Will we see an oil company go bankrupt? “Yes, it’s inevitable – if the changes we’re seeing in the market are anything to go by,” said Sam Kimmins of The Climate Group, at the Financial Times’ Energy Transition Strategies Summit in London.
“Despite ongoing fossil fuel subsidies we’ve seen the cost of renewables continue to fall, making them an increasingly affordable option for business,” said Kimmins, who heads up The Climate Group and CDP’s RE100 initiative for leading companies that have committed to 100% renewable power.
Kimmins was speaking on the panel ‘The industry plays long and short’, moderated by Andrew Ward, Energy Editor, Financial Times, alongside fellow panellists Trevor Sikorski, Head of Natural Gas and Carbon Research, Energy Aspects; Kingsmill Bond, New Energy Strategist, TS Lombard; and Alexander Voight, Founder and CEO, Lumenion Energy and GRIPS.
The discussion addressed the likelihood of scenarios such as reaching ‘zero carbon’ by 2050 – in an audience vote, two thirds felt this was unlikely, despite the pressing need to address climate change.
While 89% of audience felt it was unlikely that oil prices would return to $100 a barrel, the panel was open to the possibility.
There was a 50/50 split on whether emerging markets would leapfrog to renewables, but Kimmins was optimistic: “RE100 members like Apple, H&M, Tesco and Walmart are pushing renewables into their supply chains, helping to accelerate the growth of renewables markets.”
Image credit: FT Live
The energy transition: How far, how fast?
Earlier in the day, there was a panel about the speed of the energy transition away from fossil fuels, including James Basden, Partner and Global Head of Utilities, Oliver Wyman; Lord Adair Turner, Chairman, Institute for New Economic Thinking and Chair of the Energy Transitions Commission; Spencer Dale, Group Chief Economist, BP; and Juliet Davenport, Founder and CEO, Good Energy. It was moderated by Ed Crooks, US Industry and Energy Editor, Financial Times.

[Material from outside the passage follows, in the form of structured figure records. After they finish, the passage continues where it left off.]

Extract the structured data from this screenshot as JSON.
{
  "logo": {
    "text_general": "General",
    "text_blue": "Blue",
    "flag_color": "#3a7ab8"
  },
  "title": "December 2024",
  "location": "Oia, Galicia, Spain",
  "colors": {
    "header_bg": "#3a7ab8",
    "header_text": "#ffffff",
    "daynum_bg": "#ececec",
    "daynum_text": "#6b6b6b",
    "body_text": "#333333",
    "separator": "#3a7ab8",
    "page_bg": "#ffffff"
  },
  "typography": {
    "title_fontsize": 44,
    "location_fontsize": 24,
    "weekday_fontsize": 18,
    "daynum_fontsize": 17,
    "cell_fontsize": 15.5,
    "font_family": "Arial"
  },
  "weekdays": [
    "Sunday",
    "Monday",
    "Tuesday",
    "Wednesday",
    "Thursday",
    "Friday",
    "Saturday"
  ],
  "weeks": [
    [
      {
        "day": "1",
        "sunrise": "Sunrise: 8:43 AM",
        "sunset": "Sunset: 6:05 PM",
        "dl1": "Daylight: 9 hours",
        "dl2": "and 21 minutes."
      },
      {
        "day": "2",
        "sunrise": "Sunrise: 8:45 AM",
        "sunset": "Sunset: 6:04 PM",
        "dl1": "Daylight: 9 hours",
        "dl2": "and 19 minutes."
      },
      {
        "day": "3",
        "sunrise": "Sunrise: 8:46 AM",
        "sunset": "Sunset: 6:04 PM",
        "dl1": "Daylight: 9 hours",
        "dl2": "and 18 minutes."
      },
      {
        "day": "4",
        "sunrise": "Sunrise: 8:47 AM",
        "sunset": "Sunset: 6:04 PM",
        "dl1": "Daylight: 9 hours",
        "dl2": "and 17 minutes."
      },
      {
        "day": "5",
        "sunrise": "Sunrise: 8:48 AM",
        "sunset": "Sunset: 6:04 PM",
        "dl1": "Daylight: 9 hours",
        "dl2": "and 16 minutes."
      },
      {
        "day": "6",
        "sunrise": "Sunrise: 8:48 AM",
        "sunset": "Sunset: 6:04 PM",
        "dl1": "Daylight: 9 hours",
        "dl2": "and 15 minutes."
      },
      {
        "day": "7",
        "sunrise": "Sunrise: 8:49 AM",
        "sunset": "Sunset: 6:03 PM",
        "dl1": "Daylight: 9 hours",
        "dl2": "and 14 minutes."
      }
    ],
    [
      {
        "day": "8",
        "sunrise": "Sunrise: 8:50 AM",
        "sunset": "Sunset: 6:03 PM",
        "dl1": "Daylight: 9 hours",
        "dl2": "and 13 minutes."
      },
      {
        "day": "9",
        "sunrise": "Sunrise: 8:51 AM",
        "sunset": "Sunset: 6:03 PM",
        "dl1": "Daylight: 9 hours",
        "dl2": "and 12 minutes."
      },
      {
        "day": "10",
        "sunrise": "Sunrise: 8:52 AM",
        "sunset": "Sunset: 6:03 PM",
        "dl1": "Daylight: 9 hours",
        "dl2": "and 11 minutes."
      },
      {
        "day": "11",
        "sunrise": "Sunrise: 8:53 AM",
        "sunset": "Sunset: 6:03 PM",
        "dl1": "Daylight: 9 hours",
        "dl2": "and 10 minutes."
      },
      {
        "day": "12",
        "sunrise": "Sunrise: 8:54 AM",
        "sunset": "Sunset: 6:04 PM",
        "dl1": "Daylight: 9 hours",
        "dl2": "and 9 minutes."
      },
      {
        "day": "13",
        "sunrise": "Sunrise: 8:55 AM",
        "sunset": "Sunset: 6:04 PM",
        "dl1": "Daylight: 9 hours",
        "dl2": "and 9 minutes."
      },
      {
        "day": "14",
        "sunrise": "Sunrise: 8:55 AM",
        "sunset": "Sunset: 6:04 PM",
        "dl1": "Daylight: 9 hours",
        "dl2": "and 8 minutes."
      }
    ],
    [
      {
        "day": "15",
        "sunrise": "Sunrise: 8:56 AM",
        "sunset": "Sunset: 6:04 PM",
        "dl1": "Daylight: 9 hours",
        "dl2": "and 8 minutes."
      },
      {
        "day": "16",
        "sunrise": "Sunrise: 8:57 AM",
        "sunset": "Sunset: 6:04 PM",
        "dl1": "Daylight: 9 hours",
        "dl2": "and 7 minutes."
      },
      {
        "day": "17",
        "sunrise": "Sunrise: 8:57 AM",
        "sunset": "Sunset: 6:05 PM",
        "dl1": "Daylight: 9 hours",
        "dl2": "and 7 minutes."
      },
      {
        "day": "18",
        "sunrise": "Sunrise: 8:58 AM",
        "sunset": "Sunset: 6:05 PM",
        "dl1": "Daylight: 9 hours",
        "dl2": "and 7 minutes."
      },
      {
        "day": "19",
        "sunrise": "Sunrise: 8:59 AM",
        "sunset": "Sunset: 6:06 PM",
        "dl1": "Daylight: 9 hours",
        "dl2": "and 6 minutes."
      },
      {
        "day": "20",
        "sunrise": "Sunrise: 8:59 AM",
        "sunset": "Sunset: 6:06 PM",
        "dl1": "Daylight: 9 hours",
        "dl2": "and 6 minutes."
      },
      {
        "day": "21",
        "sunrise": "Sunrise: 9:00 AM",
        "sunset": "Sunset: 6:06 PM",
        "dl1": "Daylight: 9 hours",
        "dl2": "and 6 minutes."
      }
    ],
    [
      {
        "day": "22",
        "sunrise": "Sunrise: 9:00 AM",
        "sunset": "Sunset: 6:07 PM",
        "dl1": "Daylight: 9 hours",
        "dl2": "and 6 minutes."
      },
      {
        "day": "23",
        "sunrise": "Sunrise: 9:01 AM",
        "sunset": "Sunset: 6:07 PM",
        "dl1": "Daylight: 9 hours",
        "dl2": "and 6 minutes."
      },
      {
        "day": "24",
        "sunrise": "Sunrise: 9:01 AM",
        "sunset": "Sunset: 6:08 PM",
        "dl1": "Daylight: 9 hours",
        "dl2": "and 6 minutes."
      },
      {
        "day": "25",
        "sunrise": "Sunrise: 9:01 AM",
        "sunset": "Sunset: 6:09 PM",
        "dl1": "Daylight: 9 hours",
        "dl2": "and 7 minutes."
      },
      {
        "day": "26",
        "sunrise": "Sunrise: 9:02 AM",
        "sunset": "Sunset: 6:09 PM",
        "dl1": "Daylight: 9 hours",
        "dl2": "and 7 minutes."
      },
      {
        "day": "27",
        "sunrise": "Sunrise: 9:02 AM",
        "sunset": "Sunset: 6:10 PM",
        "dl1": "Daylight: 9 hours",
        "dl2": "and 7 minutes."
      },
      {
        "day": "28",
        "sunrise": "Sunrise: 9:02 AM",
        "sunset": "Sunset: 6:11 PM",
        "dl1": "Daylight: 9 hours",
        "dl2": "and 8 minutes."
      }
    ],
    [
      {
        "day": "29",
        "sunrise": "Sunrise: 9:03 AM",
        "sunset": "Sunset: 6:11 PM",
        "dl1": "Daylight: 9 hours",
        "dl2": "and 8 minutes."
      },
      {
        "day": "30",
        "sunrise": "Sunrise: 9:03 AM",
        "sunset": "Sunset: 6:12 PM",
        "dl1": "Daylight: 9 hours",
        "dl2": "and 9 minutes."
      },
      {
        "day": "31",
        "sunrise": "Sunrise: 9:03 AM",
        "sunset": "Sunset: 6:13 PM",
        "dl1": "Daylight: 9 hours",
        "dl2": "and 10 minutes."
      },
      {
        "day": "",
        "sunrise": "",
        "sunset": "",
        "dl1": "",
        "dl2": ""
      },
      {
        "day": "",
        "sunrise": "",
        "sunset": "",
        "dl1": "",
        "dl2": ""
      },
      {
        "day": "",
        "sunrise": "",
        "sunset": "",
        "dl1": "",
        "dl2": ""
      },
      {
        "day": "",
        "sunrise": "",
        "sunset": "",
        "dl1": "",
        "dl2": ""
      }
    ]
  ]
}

The timely discussion came as IRENA published a new report showing renewable energy already employs 9.8 million people worldwide, up from 7.1 million in 2012 – and with twice as many US jobs in solar compared to coal.
“In 2015 more money was invested in renewables than fossil fuels for the first time,” said Basden, in a keynote speech.
“There has been a fast transition, but we need to go faster still if we’re to deliver on our COP21 commitments,” he continued, highlighting the role of emerging battery technologies and electric vehicles.
“Consistent market signals are important so that investors can see the demand is there.”
Lord Turner said he was embarrassed that the UK’s Committee on Climate Change had failed to predict such a substantial fall in the cost of wind power, and hoped he would not feel the same 10 years from now.
He said he believed power grids could be run almost entirely on renewables alongside battery storage and small gas turbines, but that it would be harder for heavy industry and aviation to switch to renewables and that other sectors would have to go further.
Dale highlighted energy forecasts predicting increasing demand for energy until 2030, especially from developing countries.
Davenport spoke of the power of consumers in driving positive change. “This transition will not play by the rules,” she said, highlighting the demand for renewable power being created by companies like The LEGO Group, which joined RE100 last week.
Image credit: FT Live
There was a further discussion on whether it was possible to have an energy system based entirely on renewable sources – something business leaders called for at COP22 in November.
There was also a session on whether you can make money in renewables – during which keynote speaker Nancy Pfund, Founder and Managing Partner, DBL Partners, showed the logos of companies that have joined the RE100 campaign. “To make money in renewables you have to create companies that innovate and delight;” she said, “Tesla is the best example.”
Throughout the day, speakers referred to the role of policy makers in driving forward the transition to renewable power.
“Electric vehicles are coming of age, in part driven by Chinese policy,” said James Basden. But he underlined that policy support globally was “nowhere near” strong enough currently to limit global warming to 2°C, let alone 1°C.
Lord Turner criticised the UK government on failing to publish its Clean Growth Plan on time, also highlighting that a greater emphasis was needed on carbon pricing.
Johannes Teyssen, CEO, E.ON said the energy transition was being driven not by German politics but by technology and customer demand – he said policy should be the enabler.
The soundbite of the day came from Kingsmill Bond. “Everyone thinks the most important green energy figure is Elon Musk. It isn’t. It’s Piyush Goyal,” he said, referring to India’s power minister.